Your default template group index can catch these URLs and embed the relevant template you want to display to list products.
But I'd be cautious on the amount of effort it will involve for little benefit and more complexity elsewhere - not to mention the usability from visitors.
Shallow/flat "directory" structure is good (source: numerous web articles and numerous SEO agency advice), but shouldn't be to the sacrifice of logical structure and usability. But compare that with loading keywords into the URL, which is more beneficial for SEO.
Also balance that the parent gains more weight from it's child pages - so "products" SEO value is diluted by having alternatives like "new-products", whereas "/products/new" maintains that value and is logical from build perspective and visitors.

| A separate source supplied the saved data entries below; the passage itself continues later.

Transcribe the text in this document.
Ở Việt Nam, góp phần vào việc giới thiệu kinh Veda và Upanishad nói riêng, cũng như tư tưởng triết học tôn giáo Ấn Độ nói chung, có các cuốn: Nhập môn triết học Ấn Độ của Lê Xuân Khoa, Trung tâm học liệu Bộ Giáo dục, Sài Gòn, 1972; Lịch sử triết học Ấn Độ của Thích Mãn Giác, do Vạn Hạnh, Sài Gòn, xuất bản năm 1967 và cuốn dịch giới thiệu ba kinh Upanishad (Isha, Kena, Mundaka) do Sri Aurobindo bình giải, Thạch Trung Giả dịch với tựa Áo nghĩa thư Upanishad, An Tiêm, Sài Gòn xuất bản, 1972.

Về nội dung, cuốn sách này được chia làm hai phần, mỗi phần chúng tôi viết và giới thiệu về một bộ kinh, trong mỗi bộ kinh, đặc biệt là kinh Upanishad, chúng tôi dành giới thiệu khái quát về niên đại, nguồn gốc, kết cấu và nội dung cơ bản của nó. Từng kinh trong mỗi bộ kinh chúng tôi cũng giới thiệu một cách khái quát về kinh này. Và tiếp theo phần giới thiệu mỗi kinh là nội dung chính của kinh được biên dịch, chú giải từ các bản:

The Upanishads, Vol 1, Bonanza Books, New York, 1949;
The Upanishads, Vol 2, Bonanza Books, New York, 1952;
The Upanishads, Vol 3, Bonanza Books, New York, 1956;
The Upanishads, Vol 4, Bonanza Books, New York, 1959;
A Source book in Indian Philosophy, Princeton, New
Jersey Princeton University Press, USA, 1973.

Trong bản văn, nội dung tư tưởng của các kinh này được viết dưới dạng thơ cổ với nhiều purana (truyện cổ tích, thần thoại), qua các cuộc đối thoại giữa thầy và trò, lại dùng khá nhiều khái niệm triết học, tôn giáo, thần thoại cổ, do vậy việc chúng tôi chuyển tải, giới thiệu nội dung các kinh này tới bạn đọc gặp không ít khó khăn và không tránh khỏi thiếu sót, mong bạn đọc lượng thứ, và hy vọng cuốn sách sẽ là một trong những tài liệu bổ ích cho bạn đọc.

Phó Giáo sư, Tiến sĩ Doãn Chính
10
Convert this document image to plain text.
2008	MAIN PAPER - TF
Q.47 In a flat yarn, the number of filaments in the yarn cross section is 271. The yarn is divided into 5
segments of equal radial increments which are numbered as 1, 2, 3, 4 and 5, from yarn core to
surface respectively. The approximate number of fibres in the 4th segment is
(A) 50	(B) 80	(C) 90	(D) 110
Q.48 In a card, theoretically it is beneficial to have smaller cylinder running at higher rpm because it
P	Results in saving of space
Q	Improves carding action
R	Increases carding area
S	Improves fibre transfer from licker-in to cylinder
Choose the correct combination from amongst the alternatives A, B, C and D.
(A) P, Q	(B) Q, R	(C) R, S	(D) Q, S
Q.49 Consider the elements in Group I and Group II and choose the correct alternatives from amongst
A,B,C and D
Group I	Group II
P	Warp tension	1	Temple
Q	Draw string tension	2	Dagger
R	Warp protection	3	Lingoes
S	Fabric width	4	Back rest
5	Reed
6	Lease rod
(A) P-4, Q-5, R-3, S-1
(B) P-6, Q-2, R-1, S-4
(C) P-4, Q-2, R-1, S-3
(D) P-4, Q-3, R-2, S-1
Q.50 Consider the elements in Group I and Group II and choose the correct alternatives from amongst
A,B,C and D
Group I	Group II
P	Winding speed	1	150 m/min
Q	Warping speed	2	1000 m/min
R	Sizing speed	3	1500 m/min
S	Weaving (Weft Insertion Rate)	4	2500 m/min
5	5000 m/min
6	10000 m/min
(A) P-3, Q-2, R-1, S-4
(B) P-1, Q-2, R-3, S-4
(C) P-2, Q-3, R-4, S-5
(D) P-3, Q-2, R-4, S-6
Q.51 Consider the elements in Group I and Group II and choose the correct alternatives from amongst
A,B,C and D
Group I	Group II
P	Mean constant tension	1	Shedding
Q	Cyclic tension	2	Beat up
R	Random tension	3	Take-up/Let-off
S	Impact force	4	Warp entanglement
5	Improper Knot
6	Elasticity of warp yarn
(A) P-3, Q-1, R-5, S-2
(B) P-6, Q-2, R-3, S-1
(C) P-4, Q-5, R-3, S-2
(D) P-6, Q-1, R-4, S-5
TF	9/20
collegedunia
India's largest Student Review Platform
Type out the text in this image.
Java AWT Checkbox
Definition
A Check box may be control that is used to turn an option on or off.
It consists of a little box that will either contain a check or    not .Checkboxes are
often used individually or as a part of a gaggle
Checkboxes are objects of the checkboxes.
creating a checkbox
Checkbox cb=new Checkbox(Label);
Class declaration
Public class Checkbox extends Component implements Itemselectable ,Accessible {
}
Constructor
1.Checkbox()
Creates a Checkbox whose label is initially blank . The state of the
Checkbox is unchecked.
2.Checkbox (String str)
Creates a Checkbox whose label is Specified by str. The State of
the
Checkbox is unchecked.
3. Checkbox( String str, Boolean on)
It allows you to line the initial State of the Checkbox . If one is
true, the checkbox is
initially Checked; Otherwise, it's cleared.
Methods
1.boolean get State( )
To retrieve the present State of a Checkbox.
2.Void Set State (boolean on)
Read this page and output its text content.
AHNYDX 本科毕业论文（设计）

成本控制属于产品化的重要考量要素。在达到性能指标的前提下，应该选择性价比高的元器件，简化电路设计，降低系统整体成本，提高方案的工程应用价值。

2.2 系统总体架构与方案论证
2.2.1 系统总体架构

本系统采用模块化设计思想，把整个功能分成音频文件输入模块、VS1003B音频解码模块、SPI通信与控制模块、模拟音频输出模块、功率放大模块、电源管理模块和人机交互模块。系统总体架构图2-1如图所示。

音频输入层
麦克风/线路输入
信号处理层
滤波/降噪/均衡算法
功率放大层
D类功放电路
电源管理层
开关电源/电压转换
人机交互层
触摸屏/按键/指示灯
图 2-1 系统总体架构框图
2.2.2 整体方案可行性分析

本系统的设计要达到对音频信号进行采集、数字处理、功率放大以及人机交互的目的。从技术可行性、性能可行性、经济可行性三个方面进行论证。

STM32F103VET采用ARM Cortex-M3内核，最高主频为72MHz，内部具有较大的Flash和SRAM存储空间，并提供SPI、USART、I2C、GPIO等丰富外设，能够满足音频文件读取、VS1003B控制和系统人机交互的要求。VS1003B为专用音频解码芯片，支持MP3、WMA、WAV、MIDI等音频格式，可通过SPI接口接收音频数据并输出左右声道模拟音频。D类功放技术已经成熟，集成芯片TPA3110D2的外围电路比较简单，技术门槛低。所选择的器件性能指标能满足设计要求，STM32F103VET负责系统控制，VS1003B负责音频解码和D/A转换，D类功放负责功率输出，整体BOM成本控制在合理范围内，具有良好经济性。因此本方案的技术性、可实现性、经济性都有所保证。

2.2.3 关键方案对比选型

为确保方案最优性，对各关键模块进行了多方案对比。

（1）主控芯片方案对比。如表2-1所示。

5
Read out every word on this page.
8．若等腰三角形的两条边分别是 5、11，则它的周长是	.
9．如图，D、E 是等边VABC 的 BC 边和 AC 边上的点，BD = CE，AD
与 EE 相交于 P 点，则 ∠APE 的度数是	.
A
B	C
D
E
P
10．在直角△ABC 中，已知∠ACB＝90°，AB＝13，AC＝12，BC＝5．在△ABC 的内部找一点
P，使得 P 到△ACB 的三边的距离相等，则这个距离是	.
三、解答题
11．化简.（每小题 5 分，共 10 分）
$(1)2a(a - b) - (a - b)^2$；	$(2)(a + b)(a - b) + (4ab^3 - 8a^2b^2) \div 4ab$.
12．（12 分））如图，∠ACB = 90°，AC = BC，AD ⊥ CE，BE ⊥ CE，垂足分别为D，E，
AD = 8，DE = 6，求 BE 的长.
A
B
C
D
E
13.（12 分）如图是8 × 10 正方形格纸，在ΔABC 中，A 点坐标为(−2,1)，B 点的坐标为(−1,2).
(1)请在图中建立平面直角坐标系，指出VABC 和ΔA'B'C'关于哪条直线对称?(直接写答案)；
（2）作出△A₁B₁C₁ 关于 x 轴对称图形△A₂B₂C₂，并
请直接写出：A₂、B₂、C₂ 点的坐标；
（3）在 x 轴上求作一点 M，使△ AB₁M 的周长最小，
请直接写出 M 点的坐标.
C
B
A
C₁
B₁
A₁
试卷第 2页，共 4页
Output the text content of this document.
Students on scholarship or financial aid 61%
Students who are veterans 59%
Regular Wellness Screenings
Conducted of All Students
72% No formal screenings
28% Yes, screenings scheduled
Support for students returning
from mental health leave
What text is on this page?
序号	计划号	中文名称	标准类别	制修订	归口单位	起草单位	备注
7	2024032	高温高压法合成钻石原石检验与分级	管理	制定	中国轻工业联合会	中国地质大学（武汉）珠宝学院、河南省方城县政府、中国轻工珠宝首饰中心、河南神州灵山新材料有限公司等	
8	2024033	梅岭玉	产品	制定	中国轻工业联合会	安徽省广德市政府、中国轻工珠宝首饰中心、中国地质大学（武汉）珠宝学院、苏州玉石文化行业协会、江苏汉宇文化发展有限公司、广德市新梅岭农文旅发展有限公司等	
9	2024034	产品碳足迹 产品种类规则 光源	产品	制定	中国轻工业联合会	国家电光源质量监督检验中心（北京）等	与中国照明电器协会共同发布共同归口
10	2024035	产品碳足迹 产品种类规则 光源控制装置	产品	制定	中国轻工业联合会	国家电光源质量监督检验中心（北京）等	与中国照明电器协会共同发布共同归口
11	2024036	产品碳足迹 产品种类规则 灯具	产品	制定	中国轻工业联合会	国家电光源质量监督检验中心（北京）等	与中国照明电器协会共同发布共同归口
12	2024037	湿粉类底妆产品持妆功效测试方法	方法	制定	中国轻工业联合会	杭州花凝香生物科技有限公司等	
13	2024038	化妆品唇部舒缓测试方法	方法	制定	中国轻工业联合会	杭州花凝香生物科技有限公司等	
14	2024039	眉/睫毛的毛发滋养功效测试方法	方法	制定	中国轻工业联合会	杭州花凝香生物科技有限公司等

SEO Investment would be far better placed in unique content text for the listing landing pages and what SEO agencies call "hub" pages. Don't forget to remove any unique content for paginated pages - better still ensure that the paginated links are no-follow and no-index. So based on this, remember that your products shouldn't be indexed on the listing page - as that's not what you want the Google index to point at, but the product page itself, so a short URL for the listing is irrelevant (in SEO terms) for the product itself, just the landing/hub page (the same as any other content page).
In all ecommerce builds I've worked on, they've all been heavily category based for listings, so "new" is just another category and translates/identifies (seg2cat) to the correct channel:entries output.
Lastly, think about the duplicate development code (although you can use embeds to create a single source) and how difficult that would be to maintain, track changes and for others/client to maintain.